I have gotten 1000Mbit/s to work on 125 km, without intermediate amplifiers, using a long-range transceiver. We run a couple of un-amplified ~30 km links at 100Gbit (using 100G-BASE-LR4 which is a 4-channel DWDM around 1310nm) across town, and I'm just now preparing for a job where we'll be renting 100Gbit links over 600km spans. Those are handed off to us using 100G-BASE-LR4 as well.

Society evolution through technology tip: If you want your country to flourish, make sure that dark fibre is available and cheap.
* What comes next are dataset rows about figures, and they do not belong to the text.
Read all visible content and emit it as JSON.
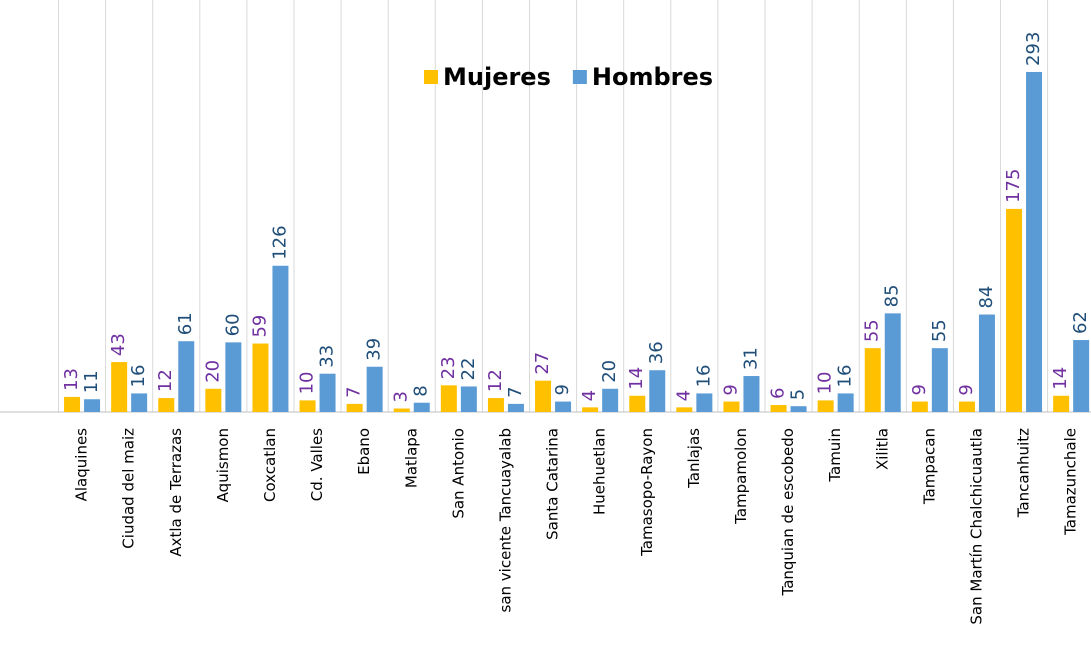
{
  "chart_data": {
    "type": "bar",
    "categories": [
      "Alaquines",
      "Ciudad del maiz",
      "Axtla de Terrazas",
      "Aquismon",
      "Coxcatlan",
      "Cd. Valles",
      "Ebano",
      "Matlapa",
      "San Antonio",
      "san vicente Tancuayalab",
      "Santa Catarina",
      "Huehuetlan",
      "Tamasopo-Rayon",
      "Tanlajas",
      "Tampamolon",
      "Tanquian de escobedo",
      "Tamuin",
      "Xilitla",
      "Tampacan",
      "San Martín Chalchicuautla",
      "Tancanhuitz",
      "Tamazunchale"
    ],
    "series": [
      {
        "name": "Mujeres",
        "color": "#ffc000",
        "label_color": "#7030a0",
        "values": [
          13,
          43,
          12,
          20,
          59,
          10,
          7,
          3,
          23,
          12,
          27,
          4,
          14,
          4,
          9,
          6,
          10,
          55,
          9,
          9,
          175,
          14
        ]
      },
      {
        "name": "Hombres",
        "color": "#5b9bd5",
        "label_color": "#1f4e79",
        "values": [
          11,
          16,
          61,
          60,
          126,
          33,
          39,
          8,
          22,
          7,
          9,
          20,
          36,
          16,
          31,
          5,
          16,
          85,
          55,
          84,
          293,
          62
        ]
      }
    ],
    "ylim": [
      0,
      355
    ],
    "grid": true
  }
}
It is an amazing force multiplier.
ZeroResistance:

--- Quote from: GeorgeOfTheJungle on November 05, 2019, 08:46:53 pm ---
--- Quote from: ZeroResistance on November 05, 2019, 07:05:16 pm ---I recently read regarding RS485 the following statement

The multiplication of the data rate in Mbps and length of cable in Meters should not be more than 10

this is some kind of rule of thumb for length of cable and data rate over a RS485 network.
So a data rate of 10Mbps would limit the distance to 1m.

--- End quote ---

From https://en.wikipedia.org/wiki/RS-485 :

--- Quote ---As a rule of thumb, the speed in bit/s multiplied by the length in metres should not exceed 108
--- End quote ---

That would be 10e8/10e6 => 100m @ 10Mbps.

--- End quote ---
That's some amazing information, I probably didn't register that raised to 8, but that pretty much nails this question.
dom0:

--- Quote from: pwlps on November 05, 2019, 07:58:01 pm ---
--- Quote from: ZeroResistance on December 26, 1974, 01:54:31 pm ---...what does Ethernet do that cannot be done in RS485?

--- End quote ---

The Ethernet protocol features a collision detection mechanism.

--- End quote ---

No Ethernet link made in this millenium uses CDMA/CD, because it uses full-duplex. Gigabit Ethernet uses echo cancellation to run full duplex over the same pair (transmitting while receiving on the same channel, conceptually like a telephone).